Она перекрестилась. Он не ответил прямо, но оно и не требовалось. Доминика знала, много всего странного произошло десять лет назад, когда на землю снизошло то ужасное бедствие. Мир едва не был уничтожен. Она до сих пор не понимала, как Бог — добрый и чуткий по отношению к ней — мог послать на людей такой страшный мор.

— Господь жестоко наказал нас. Нужно ежедневно следовать Его заветам, чтобы Он больше не насылал на землю такой напасти.

— Нужно ежедневно наслаждаться жизнью, потому что в любой момент Он может прибрать нас.

— У всего, что Он делает, есть причина.

— И какая же причина была в тот раз?

Она всмотрелась в его глаза.
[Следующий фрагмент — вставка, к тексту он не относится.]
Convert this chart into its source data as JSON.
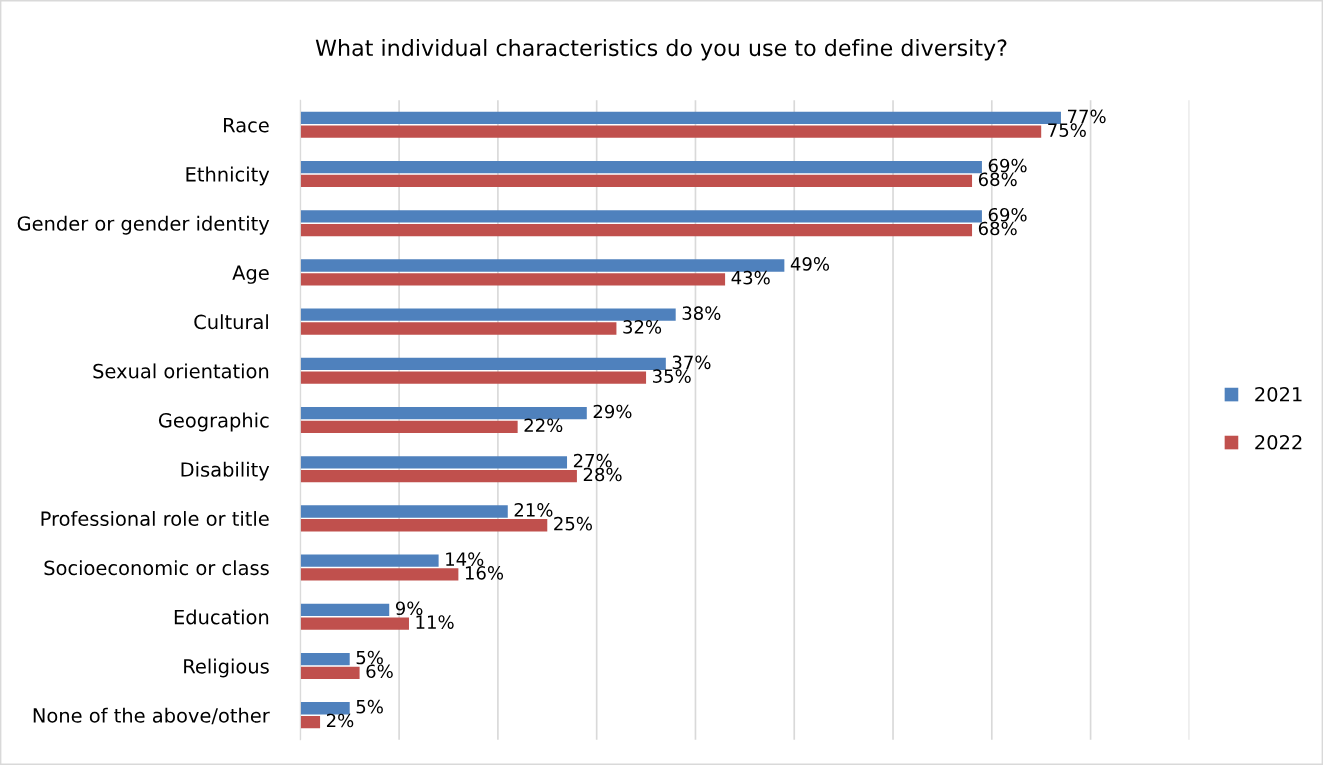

Не затем ли Господь направил его, чтобы испытать ее веру на прочность? Какие же слова смогут убедить его в безупречности Божьего плана?

— Sola fide.

— Что?

Он не понимает ее латынь. Наверное, ее произношение оставляет желать лучшего.

— Только верою.

Подрагивающее пламя костра отбрасывало на его лицо блики. Глаза прятались в тени нависших бровей.

— Вы искренне этому верите, да?

— А вы нет?

В тишине зазвучали высокие, чистые голоса братьев Миллеров. Он назвал веру опасной. Он, который сотворил чудо, отвернулся от Бога.

— Я верю, — прошептал он, глядя на огонь, — что друг другу люди обязаны большим, нежели Господу.